If we go with the definitions in my draft, a proto-article is not an
article. There is an intentionally sharp distinction between a
proto-article and an article. A proto-article only becomes an article
once it has been injected.
The forwarding to a moderator may or may not be an RFC 2822 message.
That's the common case on Usenet right now, but we're talking about (and
standardizing) any Netnews system. For many stand-alone hierarchies, a
moderation submission will never travel via e-mail at all; it will be
stored in a local database of some sort for approval by a moderator. And
even if it does travel by e-mail, the RFC 2822 message may simply contain
the submission as a sub-part, meaning that the message ID of the mail
message is irrelevant to the submission itself.

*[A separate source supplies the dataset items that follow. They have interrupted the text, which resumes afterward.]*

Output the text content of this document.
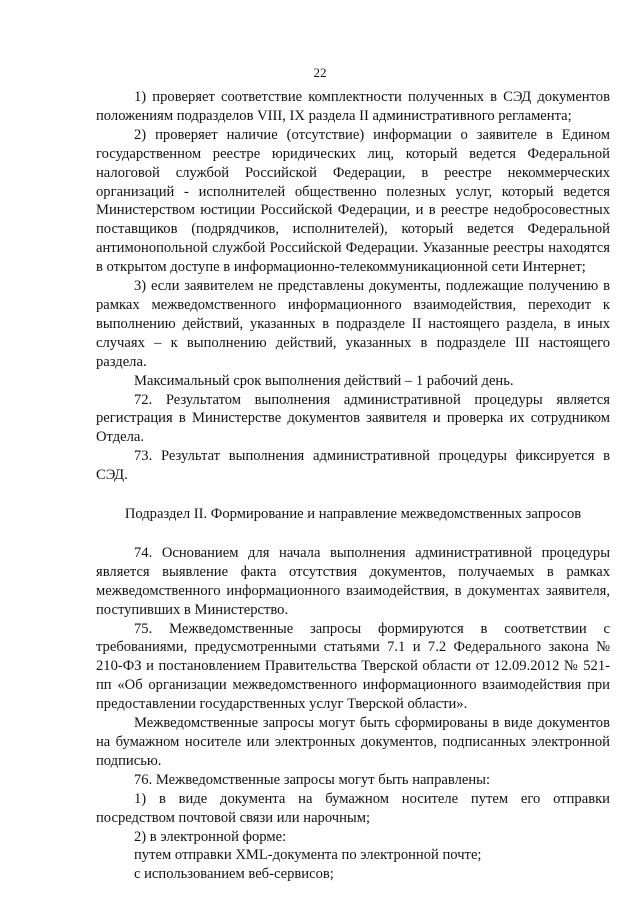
22

1) проверяет соответствие комплектности полученных в СЭД документов положениям подразделов VIII, IX раздела II административного регламента;

2) проверяет наличие (отсутствие) информации о заявителе в Едином государственном реестре юридических лиц, который ведется Федеральной налоговой службой Российской Федерации, в реестре некоммерческих организаций - исполнителей общественно полезных услуг, который ведется Министерством юстиции Российской Федерации, и в реестре недобросовестных поставщиков (подрядчиков, исполнителей), который ведется Федеральной антимонопольной службой Российской Федерации. Указанные реестры находятся в открытом доступе в информационно-телекоммуникационной сети Интернет;

3) если заявителем не представлены документы, подлежащие получению в рамках межведомственного информационного взаимодействия, переходит к выполнению действий, указанных в подразделе II настоящего раздела, в иных случаях – к выполнению действий, указанных в подразделе III настоящего раздела.

Максимальный срок выполнения действий – 1 рабочий день.

72. Результатом выполнения административной процедуры является регистрация в Министерстве документов заявителя и проверка их сотрудником Отдела.

73. Результат выполнения административной процедуры фиксируется в СЭД.

Подраздел II. Формирование и направление межведомственных запросов

74. Основанием для начала выполнения административной процедуры является выявление факта отсутствия документов, получаемых в рамках межведомственного информационного взаимодействия, в документах заявителя, поступивших в Министерство.

75. Межведомственные запросы формируются в соответствии с требованиями, предусмотренными статьями 7.1 и 7.2 Федерального закона № 210-ФЗ и постановлением Правительства Тверской области от 12.09.2012 № 521-пп «Об организации межведомственного информационного взаимодействия при предоставлении государственных услуг Тверской области».

Межведомственные запросы могут быть сформированы в виде документов на бумажном носителе или электронных документов, подписанных электронной подписью.

76. Межведомственные запросы могут быть направлены:

1) в виде документа на бумажном носителе путем его отправки посредством почтовой связи или нарочным;

2) в электронной форме:

путем отправки XML-документа по электронной почте;

с использованием веб-сервисов;
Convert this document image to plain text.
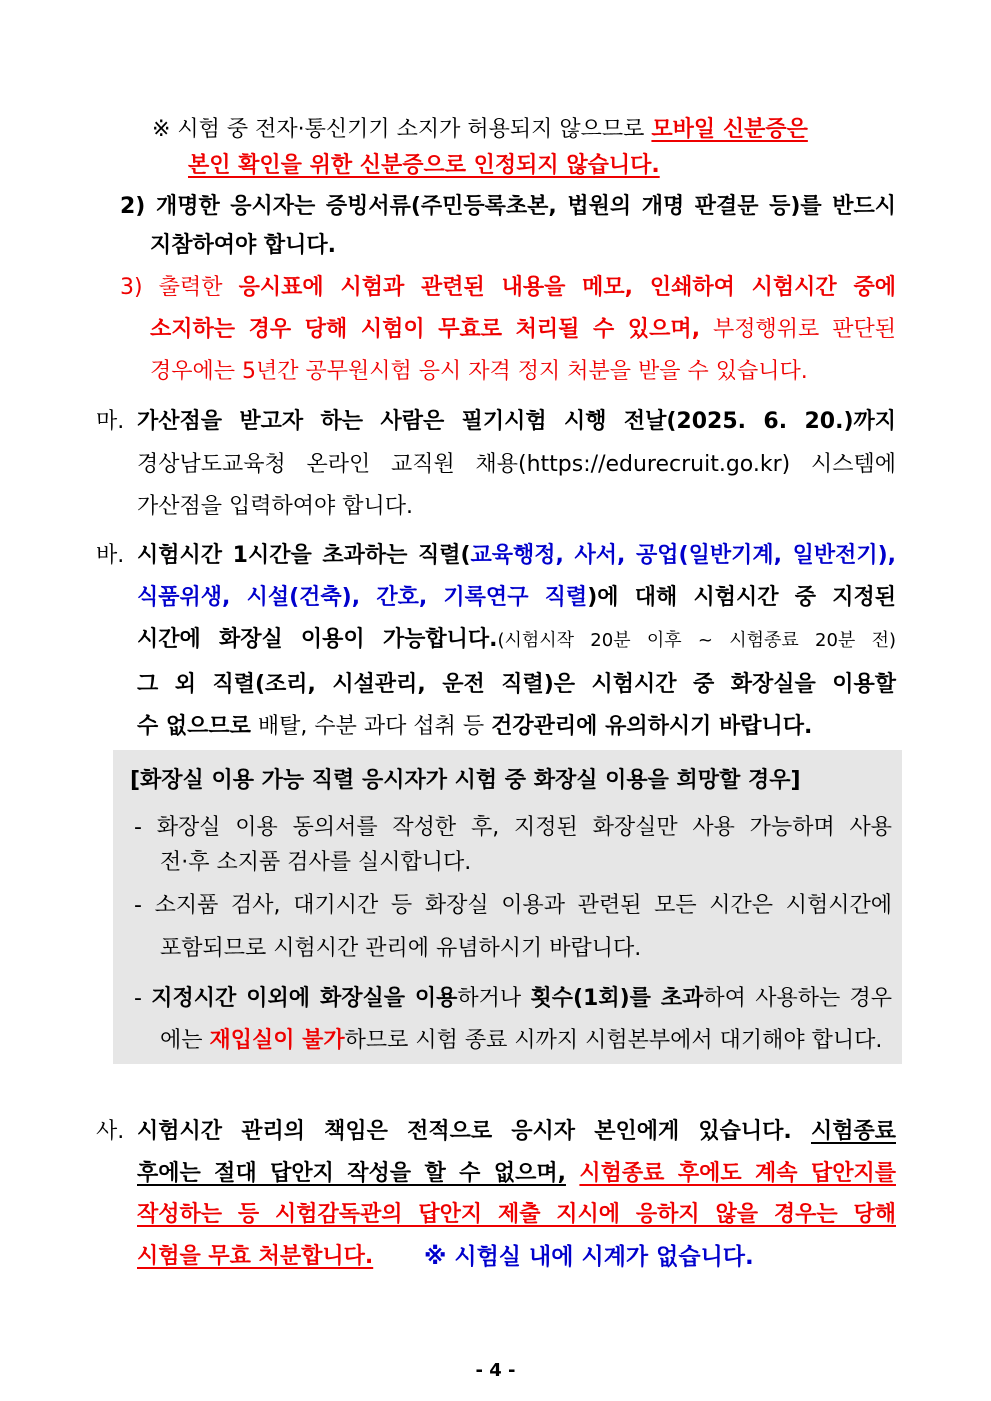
※ 시험 중 전자·통신기기 소지가 허용되지 않으므로 모바일 신분증은
본인 확인을 위한 신분증으로 인정되지 않습니다.
2) 개명한 응시자는 증빙서류(주민등록초본, 법원의 개명 판결문 등)를 반드시
지참하여야 합니다.
3) 출력한 응시표에 시험과 관련된 내용을 메모, 인쇄하여 시험시간 중에
소지하는 경우 당해 시험이 무효로 처리될 수 있으며, 부정행위로 판단된
경우에는 5년간 공무원시험 응시 자격 정지 처분을 받을 수 있습니다.
마. 가산점을 받고자 하는 사람은 필기시험 시행 전날(2025. 6. 20.)까지
경상남도교육청 온라인 교직원 채용(https://edurecruit.go.kr) 시스템에
가산점을 입력하여야 합니다.
바. 시험시간 1시간을 초과하는 직렬(교육행정, 사서, 공업(일반기계, 일반전기),
식품위생, 시설(건축), 간호, 기록연구 직렬)에 대해 시험시간 중 지정된
시간에 화장실 이용이 가능합니다.(시험시작 20분 이후 ~ 시험종료 20분 전)
그 외 직렬(조리, 시설관리, 운전 직렬)은 시험시간 중 화장실을 이용할
수 없으므로 배탈, 수분 과다 섭취 등 건강관리에 유의하시기 바랍니다.
[화장실 이용 가능 직렬 응시자가 시험 중 화장실 이용을 희망할 경우]
- 화장실 이용 동의서를 작성한 후, 지정된 화장실만 사용 가능하며 사용
전·후 소지품 검사를 실시합니다.
- 소지품 검사, 대기시간 등 화장실 이용과 관련된 모든 시간은 시험시간에
포함되므로 시험시간 관리에 유념하시기 바랍니다.
- 지정시간 이외에 화장실을 이용하거나 횟수(1회)를 초과하여 사용하는 경우
에는 재입실이 불가하므로 시험 종료 시까지 시험본부에서 대기해야 합니다.
사. 시험시간 관리의 책임은 전적으로 응시자 본인에게 있습니다. 시험종료
후에는 절대 답안지 작성을 할 수 없으며, 시험종료 후에도 계속 답안지를
작성하는 등 시험감독관의 답안지 제출 지시에 응하지 않을 경우는 당해
시험을 무효 처분합니다. ※ 시험실 내에 시계가 없습니다.
- 4 -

>> Again, consider the RISKS digest, which is a very illustrative corner
>> case of the sort of thing that can happen to a submission to a
>> moderated group.
> RISKS Digest is a particularly poor illustration since the Digest is a
> digest of a MAILING list which is distributed by moderated
> newsgroup. Further, each article in that group is posted by the RISKS
> digest author, and the headers of each article clearly represent that.
I think RISKS Digest is an excellent example of a corner case. We need to
make sure that our standard is not incompatible with what people do in
practice, including the corner cases, where those cases are accepted. A
moderated group does not necessarily have a one-to-one correspondance
between messages from a poster and messages injected into the group, and
we can't therefore require that the message ID be retained in all cases.

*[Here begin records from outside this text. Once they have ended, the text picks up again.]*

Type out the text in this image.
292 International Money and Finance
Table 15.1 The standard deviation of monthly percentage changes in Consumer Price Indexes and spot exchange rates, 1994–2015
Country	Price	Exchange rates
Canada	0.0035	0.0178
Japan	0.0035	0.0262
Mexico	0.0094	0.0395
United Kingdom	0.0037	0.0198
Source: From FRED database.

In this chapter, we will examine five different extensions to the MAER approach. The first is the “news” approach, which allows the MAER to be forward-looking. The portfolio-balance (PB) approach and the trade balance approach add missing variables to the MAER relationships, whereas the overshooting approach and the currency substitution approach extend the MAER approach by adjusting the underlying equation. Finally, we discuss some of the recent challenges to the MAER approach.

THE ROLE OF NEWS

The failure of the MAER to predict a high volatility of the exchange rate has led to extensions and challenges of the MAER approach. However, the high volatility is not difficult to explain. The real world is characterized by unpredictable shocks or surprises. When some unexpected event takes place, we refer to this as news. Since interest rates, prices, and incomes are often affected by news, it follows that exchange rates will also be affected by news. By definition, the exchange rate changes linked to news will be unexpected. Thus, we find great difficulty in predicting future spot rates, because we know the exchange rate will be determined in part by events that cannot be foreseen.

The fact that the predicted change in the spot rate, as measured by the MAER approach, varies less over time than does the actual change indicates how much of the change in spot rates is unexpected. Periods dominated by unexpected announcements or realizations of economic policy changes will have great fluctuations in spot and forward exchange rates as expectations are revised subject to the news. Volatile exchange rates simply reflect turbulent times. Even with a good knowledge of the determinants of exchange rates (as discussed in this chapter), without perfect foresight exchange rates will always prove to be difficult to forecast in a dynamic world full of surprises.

We *could* say something more complex, namely that the message ID SHOULD
be retained in cases where there's a one-to-one correspondance, but I
still think this is a best-practice topic. (And I realize that this is a
change from what I'd said way back when we first discussed this topic; it
was a change resulting from reading through the entire draft and writing
my own draft.)
>> I'm being a bit hard-nosed here about saying "if you don't like it,
>> maybe my draft isn't for you" because this is typical of multiple
>> changes I made to remove remaining best-practice requirements from the
>> protocol draft and that was one of the significant philosophical
>> differences I have with the existing USEPRO.
> We already have a problem with an editor that makes unilateral changes
> to the draft(s) and ignores consensus. If using this draft means that
> certain things are not negotiable, then I change my vote in the straw
I think this is a misunderstanding about what my draft represents.
Should my draft be adopted as a new starting point by the working group,
any changes subsequent to that should not be made unilaterally and will
not be made unilaterally by me, but only as the result of working group
However, in the initial rewrite that I did, I made many unilateral
changes. That's why the document has my name on it, not "ietf". It is my
document, not a working group document, and it expresses my opinion. The
purpose of this initial discussion is to decide whether that document is a
better starting point than the current USEPRO document for further working
group work. If mine is adopted and issued as the new official USEPRO
document, then from that point forward full working group change control
should be exerted over any change. But as long as the document is my
personal draft, with my name on it, yes, I will make unilateral changes
because that's the whole point of the exercise.
If the draft becomes the working group document, then I will abide by
working group consensus even if I disagree. If some change is so
egregiously bad in my opinion that I cannot live with it, I may resign any
formal role in the working group, but I won't say you can't use the text.
But one of the goals of this process of comparing two different starting
points is to determine which philosophy to use as the foundation of the
draft, which is why I'm making very clear what changes are incidental and
what changes express that different philosophy. Adopting my draft but
then changing all the philosophical differences back to Charles's draft
makes no sense; if we're going to do that, we should proceed with
Charles's draft and use mine only as interesting input.